KMU verlieren aufgrund fehlender Sprachkenntnisse Aufträge [DE]
Kleine- und mittelständische Unternehmen in Europa verlieren Aufträge, da sie keine linguistischen und interkulturellen Fähigkeiten unter ihren Angesellten besitzen, so der EU-Kommissar für Mehrsprachigkeit Leonard Orban gegenüber Unternehmervertretern in der letzten Woche (6. Mai 2009).
Kleine- und mittelständische Unternehmen in Europa verlieren Aufträge, da sie keine linguistischen und interkulturellen Fähigkeiten unter ihren Angesellten besitzen, so der EU-Kommissar für Mehrsprachigkeit Leonard Orban gegenüber Unternehmervertretern in der letzten Woche (6. Mai 2009).
Englisch nicht die Universalsprache der Geschäftswelt
Manchmal würden Menschen glauben, dass Englisch die Lingua Franca der Geschäftswelt sei, aber dies sei nicht wahr, so Kommissar Orban gegenüber einer Diskussion am Runden Tisch die sich um die Sprachfähigkeiten in KMU drehte und Teil der KMU-Woche der EU war.

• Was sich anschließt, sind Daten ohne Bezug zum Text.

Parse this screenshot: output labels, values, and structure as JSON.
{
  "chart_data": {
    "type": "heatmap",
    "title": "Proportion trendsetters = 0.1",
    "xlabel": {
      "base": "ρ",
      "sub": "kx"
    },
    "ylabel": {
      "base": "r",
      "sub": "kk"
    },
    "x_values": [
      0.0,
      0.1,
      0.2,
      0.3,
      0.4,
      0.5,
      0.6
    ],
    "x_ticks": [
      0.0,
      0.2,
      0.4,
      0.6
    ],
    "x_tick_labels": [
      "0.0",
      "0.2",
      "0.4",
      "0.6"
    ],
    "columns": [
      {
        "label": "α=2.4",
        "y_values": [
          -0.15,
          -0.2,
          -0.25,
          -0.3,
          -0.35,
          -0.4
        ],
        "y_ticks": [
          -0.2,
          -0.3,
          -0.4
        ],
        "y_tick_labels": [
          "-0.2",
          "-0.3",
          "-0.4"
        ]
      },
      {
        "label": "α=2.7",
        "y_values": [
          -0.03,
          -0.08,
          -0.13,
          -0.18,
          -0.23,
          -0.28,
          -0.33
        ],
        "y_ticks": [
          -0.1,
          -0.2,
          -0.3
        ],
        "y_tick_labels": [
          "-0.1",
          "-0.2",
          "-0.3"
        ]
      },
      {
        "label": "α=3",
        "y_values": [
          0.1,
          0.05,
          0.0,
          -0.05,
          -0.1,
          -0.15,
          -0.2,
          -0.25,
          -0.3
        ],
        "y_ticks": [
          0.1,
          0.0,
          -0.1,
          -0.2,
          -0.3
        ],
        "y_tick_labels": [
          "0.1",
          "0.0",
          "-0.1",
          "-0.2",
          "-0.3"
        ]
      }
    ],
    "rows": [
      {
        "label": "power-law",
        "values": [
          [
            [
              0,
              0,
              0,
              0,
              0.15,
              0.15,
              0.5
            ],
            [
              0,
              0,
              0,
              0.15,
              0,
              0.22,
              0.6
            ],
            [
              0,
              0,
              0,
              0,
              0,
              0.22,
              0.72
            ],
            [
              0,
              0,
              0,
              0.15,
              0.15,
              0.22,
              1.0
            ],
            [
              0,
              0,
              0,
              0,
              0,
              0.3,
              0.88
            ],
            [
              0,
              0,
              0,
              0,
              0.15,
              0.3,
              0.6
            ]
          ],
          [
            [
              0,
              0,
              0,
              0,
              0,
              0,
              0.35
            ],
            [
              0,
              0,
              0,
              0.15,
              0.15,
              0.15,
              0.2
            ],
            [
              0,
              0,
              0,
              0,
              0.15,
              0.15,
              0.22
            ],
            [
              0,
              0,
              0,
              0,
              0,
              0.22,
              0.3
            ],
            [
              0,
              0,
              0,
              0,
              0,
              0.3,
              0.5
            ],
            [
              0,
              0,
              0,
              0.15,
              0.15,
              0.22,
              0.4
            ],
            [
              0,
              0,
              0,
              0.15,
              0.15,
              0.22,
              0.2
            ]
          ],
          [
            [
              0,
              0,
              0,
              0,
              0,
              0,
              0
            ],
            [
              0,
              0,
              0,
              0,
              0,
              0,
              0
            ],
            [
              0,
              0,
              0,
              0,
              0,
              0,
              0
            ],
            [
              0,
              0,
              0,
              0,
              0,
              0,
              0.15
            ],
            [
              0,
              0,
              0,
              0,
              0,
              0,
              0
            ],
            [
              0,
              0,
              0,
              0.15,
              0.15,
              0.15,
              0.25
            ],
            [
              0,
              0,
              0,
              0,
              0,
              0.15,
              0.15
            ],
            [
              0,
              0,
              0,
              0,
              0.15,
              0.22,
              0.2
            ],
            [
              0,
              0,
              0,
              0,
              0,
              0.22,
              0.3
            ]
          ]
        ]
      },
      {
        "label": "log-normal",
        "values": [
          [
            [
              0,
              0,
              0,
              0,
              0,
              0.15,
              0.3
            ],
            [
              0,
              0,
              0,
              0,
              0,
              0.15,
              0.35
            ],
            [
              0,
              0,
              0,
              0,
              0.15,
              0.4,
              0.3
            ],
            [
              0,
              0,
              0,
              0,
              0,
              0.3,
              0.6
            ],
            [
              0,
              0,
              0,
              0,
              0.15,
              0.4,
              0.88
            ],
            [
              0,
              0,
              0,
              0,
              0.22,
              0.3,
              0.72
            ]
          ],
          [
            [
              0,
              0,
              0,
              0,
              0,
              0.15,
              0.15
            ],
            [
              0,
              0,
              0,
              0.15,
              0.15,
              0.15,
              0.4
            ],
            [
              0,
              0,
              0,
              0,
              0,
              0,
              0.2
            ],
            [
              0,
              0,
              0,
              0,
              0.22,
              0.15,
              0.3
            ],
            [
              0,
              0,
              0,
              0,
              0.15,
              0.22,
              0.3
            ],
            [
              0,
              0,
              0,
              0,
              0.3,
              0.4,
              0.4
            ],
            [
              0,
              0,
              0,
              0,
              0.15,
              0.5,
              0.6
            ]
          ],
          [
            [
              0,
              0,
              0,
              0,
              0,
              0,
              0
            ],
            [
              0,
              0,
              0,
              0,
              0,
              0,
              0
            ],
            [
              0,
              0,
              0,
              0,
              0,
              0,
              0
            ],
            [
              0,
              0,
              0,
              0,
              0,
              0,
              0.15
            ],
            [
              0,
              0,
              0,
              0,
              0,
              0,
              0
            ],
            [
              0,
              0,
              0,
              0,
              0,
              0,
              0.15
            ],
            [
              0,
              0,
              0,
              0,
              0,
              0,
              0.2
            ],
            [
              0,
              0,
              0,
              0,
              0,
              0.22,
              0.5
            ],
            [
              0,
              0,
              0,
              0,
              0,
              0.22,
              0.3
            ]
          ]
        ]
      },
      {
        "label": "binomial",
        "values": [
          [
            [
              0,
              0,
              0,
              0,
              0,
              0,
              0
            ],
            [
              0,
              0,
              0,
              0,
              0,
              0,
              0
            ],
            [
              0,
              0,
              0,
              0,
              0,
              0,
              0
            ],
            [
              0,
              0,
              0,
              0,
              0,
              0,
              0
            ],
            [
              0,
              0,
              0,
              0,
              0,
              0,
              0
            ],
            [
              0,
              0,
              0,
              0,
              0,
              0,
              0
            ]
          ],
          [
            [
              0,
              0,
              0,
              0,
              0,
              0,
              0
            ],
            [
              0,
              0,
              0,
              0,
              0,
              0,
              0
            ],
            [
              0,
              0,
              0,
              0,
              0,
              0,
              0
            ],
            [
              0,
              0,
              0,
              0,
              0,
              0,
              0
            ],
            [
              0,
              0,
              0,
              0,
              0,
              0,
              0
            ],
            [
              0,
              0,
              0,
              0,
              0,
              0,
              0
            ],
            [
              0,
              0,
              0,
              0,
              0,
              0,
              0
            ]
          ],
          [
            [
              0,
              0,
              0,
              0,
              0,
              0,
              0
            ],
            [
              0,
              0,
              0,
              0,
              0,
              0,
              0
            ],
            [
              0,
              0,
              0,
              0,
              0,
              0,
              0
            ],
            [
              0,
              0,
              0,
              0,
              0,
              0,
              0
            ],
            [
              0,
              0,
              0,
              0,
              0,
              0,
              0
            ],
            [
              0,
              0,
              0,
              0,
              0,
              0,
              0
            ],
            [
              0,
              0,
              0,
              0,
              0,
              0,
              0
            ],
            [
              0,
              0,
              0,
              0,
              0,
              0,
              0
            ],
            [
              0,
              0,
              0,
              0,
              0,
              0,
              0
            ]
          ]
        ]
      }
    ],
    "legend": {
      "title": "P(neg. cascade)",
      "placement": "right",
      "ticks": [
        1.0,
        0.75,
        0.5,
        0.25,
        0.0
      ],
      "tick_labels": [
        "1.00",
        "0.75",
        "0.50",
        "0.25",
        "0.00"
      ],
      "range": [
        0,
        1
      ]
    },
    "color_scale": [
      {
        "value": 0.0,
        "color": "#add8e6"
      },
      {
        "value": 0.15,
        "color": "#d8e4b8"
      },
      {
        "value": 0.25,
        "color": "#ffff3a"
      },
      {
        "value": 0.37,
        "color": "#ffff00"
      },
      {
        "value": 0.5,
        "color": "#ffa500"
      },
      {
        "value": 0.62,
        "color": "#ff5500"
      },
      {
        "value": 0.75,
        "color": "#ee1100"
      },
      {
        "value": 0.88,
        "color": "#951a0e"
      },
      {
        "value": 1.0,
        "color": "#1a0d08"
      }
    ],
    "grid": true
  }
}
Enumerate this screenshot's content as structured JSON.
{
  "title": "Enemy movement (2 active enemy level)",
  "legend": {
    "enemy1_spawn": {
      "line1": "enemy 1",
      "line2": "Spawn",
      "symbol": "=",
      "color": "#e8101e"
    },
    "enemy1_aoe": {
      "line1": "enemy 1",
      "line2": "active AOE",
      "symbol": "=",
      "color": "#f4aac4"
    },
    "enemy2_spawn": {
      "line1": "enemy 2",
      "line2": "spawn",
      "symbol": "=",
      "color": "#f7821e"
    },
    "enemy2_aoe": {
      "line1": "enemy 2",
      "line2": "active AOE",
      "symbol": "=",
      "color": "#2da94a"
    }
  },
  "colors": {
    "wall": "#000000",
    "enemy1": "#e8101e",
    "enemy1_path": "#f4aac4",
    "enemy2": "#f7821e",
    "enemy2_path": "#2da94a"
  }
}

Im Bereich der Kommunikation sei Englisch vielleicht die Universalsprache, aber um Verbraucher in ganz Europa anzusprechen sowie außerhalb der EU müssten Unternehmen linguistische und interkulturelle Strategien entwickeln, so Orban. Der Kommissar sprach an einem runden Tisch, der sich auf die möglichen Verbesserungen der mehrsprachigen Kommunikation bezog, um mehr Kunden aus dem Ausland zu gewinnen und besseren strategischem Nutzen aus Sprachfähigkeiten zu ziehen.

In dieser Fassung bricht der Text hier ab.